I had little or no difficulty in believing this, it being no unusual thing, among us, to find observances of this nature clinging to the habits of thousands, long after the devout feeling which had first instilled it into the race has become extinct. Something very like it prevails in other countries, and among even higher and more intellectual classes, where it is no unusual thing to find the most profound outward respect manifested toward the altar and its rites, by men who live in the hourly neglect of the first and plainest commands of the decalogue. We are not alone, therefore, in this pharisaical spirit, which exists, in some mode or other, wherever man himself is to be found.
But this equivocal piety was certainly manifested to a striking degree, that day, at Ravensnest. The very men who were almost desperate in their covetous longings appeared at church, and went through the service with as much seeming devotion as if conscious of no evil; and a general truce appeared to prevail in the country, notwithstanding there must have been much bitterness of feeling among the discomfited. Nevertheless, I could detect in the countenances of many of the old tenants of the family, an altered expression, and a coldness of the eye, which bespoke anything but the ancient friendly feeling which had so long existed between us.

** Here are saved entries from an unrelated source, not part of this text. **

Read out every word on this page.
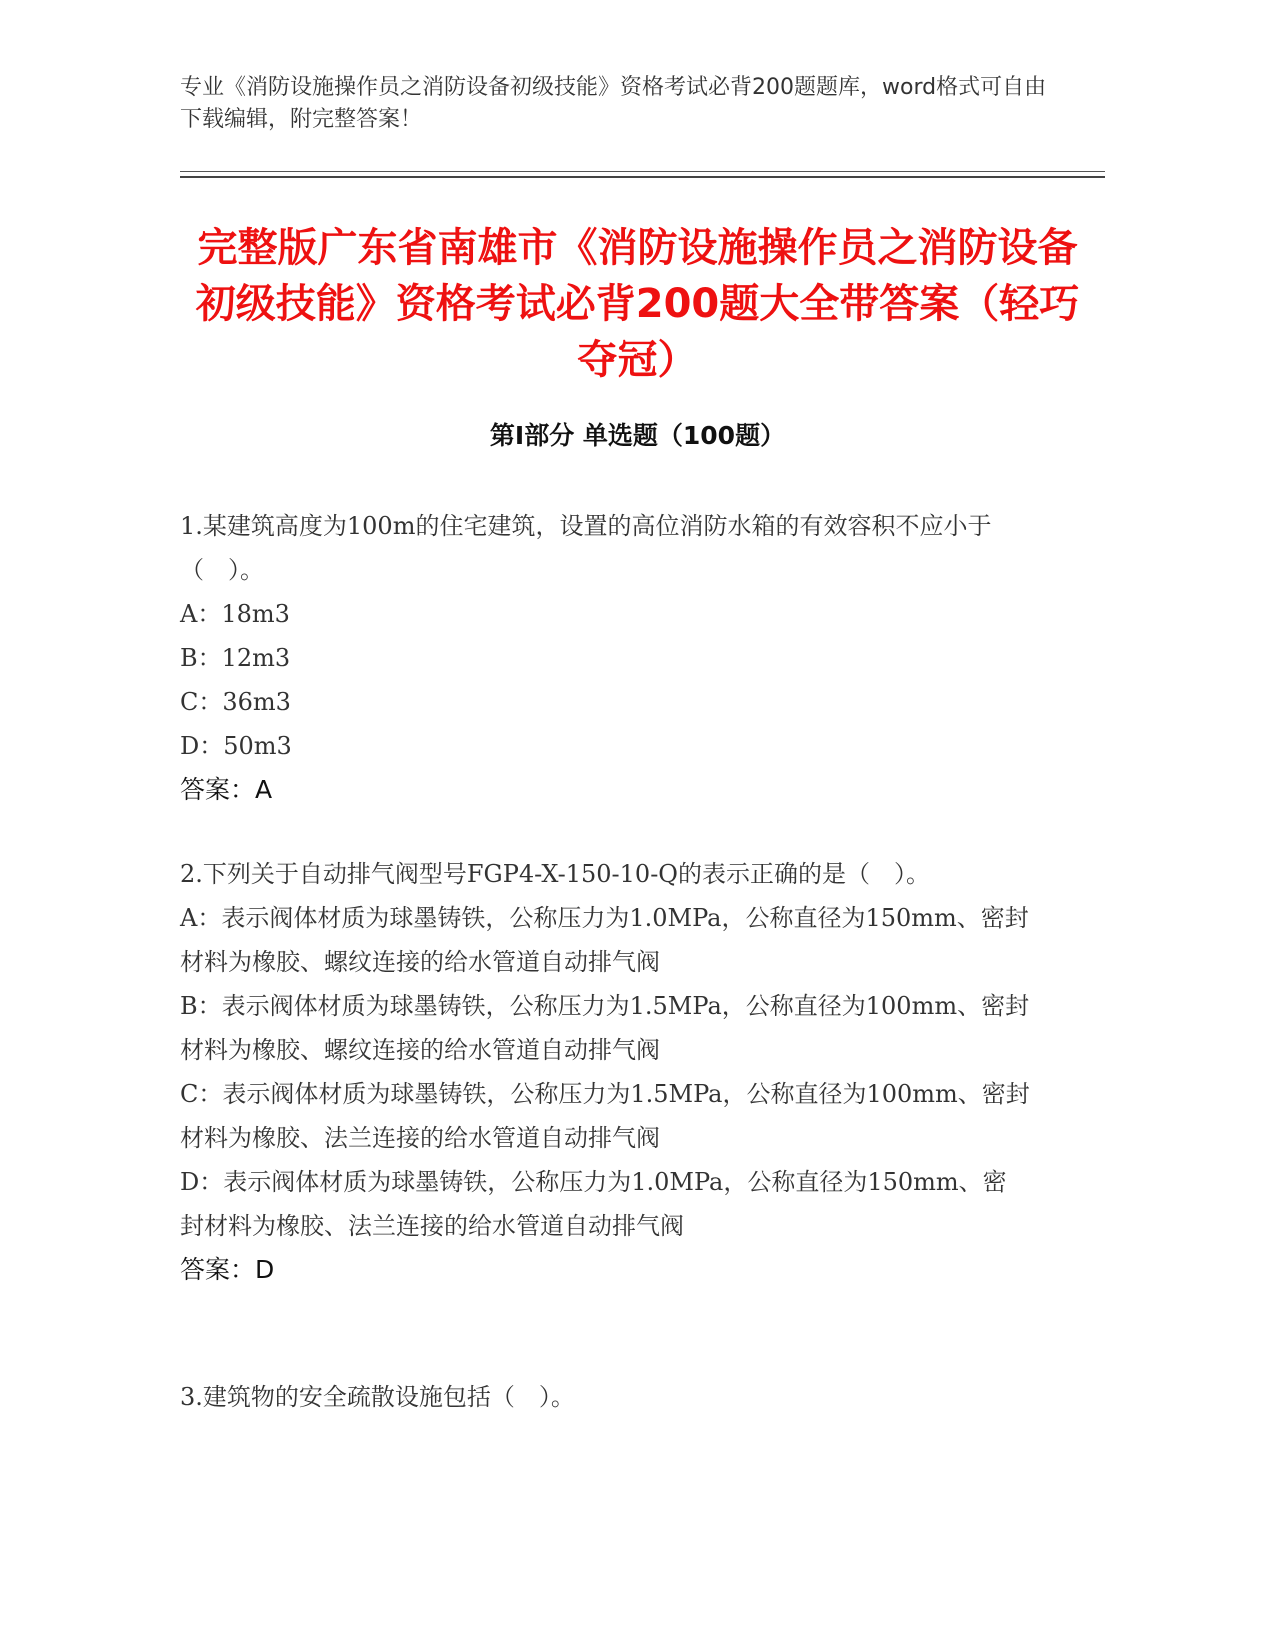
专业《消防设施操作员之消防设备初级技能》资格考试必背200题题库，word格式可自由下载编辑，附完整答案！
完整版广东省南雄市《消防设施操作员之消防设备初级技能》资格考试必背200题大全带答案（轻巧夺冠）
第Ⅰ部分 单选题（100题）

1.某建筑高度为100m的住宅建筑，设置的高位消防水箱的有效容积不应小于（　）。

A：18m3

B：12m3

C：36m3

D：50m3

答案：A

2.下列关于自动排气阀型号FGP4-X-150-10-Q的表示正确的是（　）。

A：表示阀体材质为球墨铸铁，公称压力为1.0MPa，公称直径为150mm、密封材料为橡胶、螺纹连接的给水管道自动排气阀

B：表示阀体材质为球墨铸铁，公称压力为1.5MPa，公称直径为100mm、密封材料为橡胶、螺纹连接的给水管道自动排气阀

C：表示阀体材质为球墨铸铁，公称压力为1.5MPa，公称直径为100mm、密封材料为橡胶、法兰连接的给水管道自动排气阀

D：表示阀体材质为球墨铸铁，公称压力为1.0MPa，公称直径为150mm、密封材料为橡胶、法兰连接的给水管道自动排气阀

答案：D

3.建筑物的安全疏散设施包括（　）。
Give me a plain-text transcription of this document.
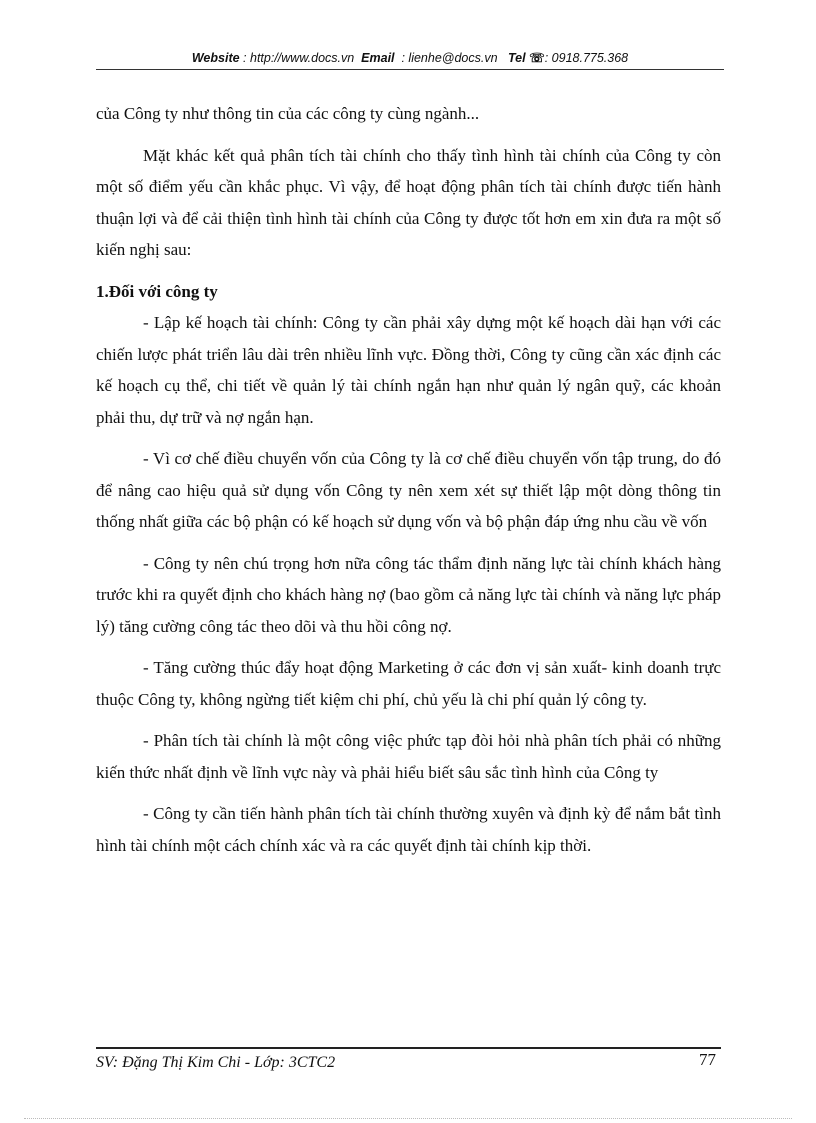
Website : http://www.docs.vn Email : lienhe@docs.vn Tel ☏: 0918.775.368

của Công ty như thông tin của các công ty cùng ngành...

Mặt khác kết quả phân tích tài chính cho thấy tình hình tài chính của Công ty còn một số điểm yếu cần khắc phục. Vì vậy, để hoạt động phân tích tài chính được tiến hành thuận lợi và để cải thiện tình hình tài chính của Công ty được tốt hơn em xin đưa ra một số kiến nghị sau:

1.Đối với công ty

- Lập kế hoạch tài chính: Công ty cần phải xây dựng một kế hoạch dài hạn với các chiến lược phát triển lâu dài trên nhiều lĩnh vực. Đồng thời, Công ty cũng cần xác định các kế hoạch cụ thể, chi tiết về quản lý tài chính ngắn hạn như quản lý ngân quỹ, các khoản phải thu, dự trữ và nợ ngắn hạn.

- Vì cơ chế điều chuyển vốn của Công ty là cơ chế điều chuyển vốn tập trung, do đó để nâng cao hiệu quả sử dụng vốn Công ty nên xem xét sự thiết lập một dòng thông tin thống nhất giữa các bộ phận có kế hoạch sử dụng vốn và bộ phận đáp ứng nhu cầu về vốn

- Công ty nên chú trọng hơn nữa công tác thẩm định năng lực tài chính khách hàng trước khi ra quyết định cho khách hàng nợ (bao gồm cả năng lực tài chính và năng lực pháp lý) tăng cường công tác theo dõi và thu hồi công nợ.

- Tăng cường thúc đẩy hoạt động Marketing ở các đơn vị sản xuất- kinh doanh trực thuộc Công ty, không ngừng tiết kiệm chi phí, chủ yếu là chi phí quản lý công ty.

- Phân tích tài chính là một công việc phức tạp đòi hỏi nhà phân tích phải có những kiến thức nhất định về lĩnh vực này và phải hiểu biết sâu sắc tình hình của Công ty

- Công ty cần tiến hành phân tích tài chính thường xuyên và định kỳ để nắm bắt tình hình tài chính một cách chính xác và ra các quyết định tài chính kịp thời.

SV: Đặng Thị Kim Chi - Lớp: 3CTC2	77
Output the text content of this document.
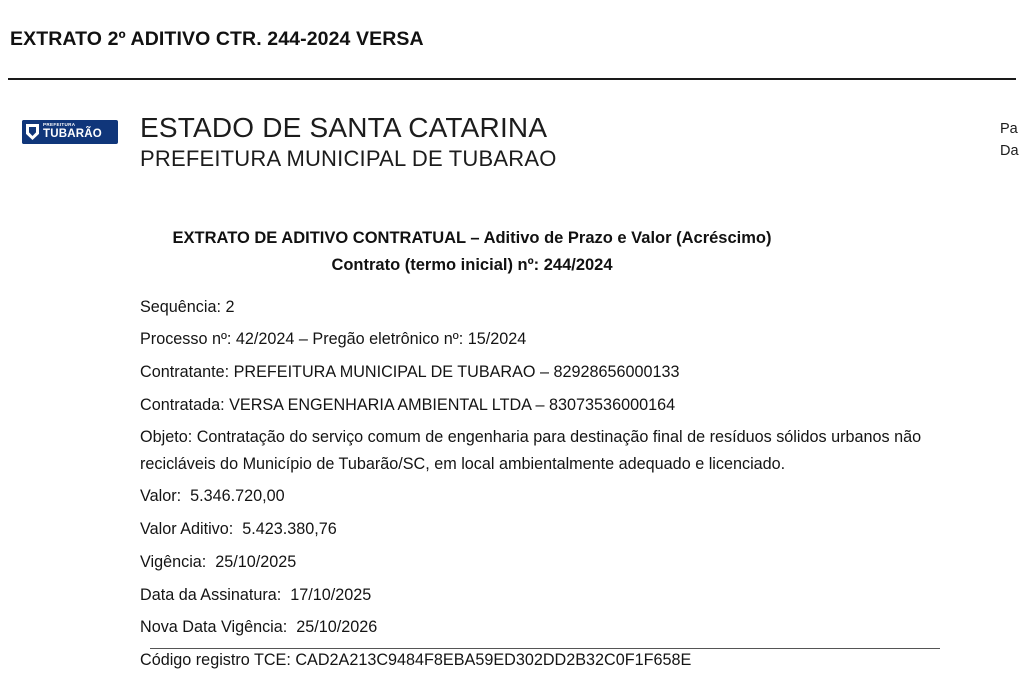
EXTRATO 2º ADITIVO CTR. 244-2024 VERSA
PREFEITURA
TUBARÃO ESTADO DE SANTA CATARINA
PREFEITURA MUNICIPAL DE TUBARAO
Pa
Da
EXTRATO DE ADITIVO CONTRATUAL – Aditivo de Prazo e Valor (Acréscimo)
Contrato (termo inicial) nº: 244/2024
Sequência: 2
Processo nº: 42/2024 – Pregão eletrônico nº: 15/2024
Contratante: PREFEITURA MUNICIPAL DE TUBARAO – 82928656000133
Contratada: VERSA ENGENHARIA AMBIENTAL LTDA – 83073536000164
Objeto: Contratação do serviço comum de engenharia para destinação final de resíduos sólidos urbanos não recicláveis do Município de Tubarão/SC, em local ambientalmente adequado e licenciado.
Valor:  5.346.720,00
Valor Aditivo:  5.423.380,76
Vigência:  25/10/2025
Data da Assinatura:  17/10/2025
Nova Data Vigência:  25/10/2026
Código registro TCE: CAD2A213C9484F8EBA59ED302DD2B32C0F1F658E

The solution was very simple; demagogues had stirred up the spirit—not of the institutions, but—of covetousness, in their breasts; and so long as that evil tendency predominated, there was little room for better feelings.
"Now I shall have another look at the canopied pew," I cried, as we entered the last field, on our way to the church. "That offensive, but unoffending object, had almost gone out of my mind's eye, until my uncle recollected it, by intimating that Jack Dunning, as he calls his friend and council, had written him it must come down."
"I agree with Mr. Dunning altogether," answered Martha, quickly. "I wish with all my heart, Hugh, you would order that hideous-looking thing to be taken away this very week."
"Why this earnestness, my dear Patt? There has the hideous thing been ever since the church was built, which is now these threescore years, and no harm has come of it, as I know."
"It is harm to be so ugly. It disfigures the church; and then I do not think distinctions of that sort are proper for the house of God. I know this ever has been my grandmother's opinion; but finding her father-in-law and husband desirous of such an ornament, she consented in silence, during their lives."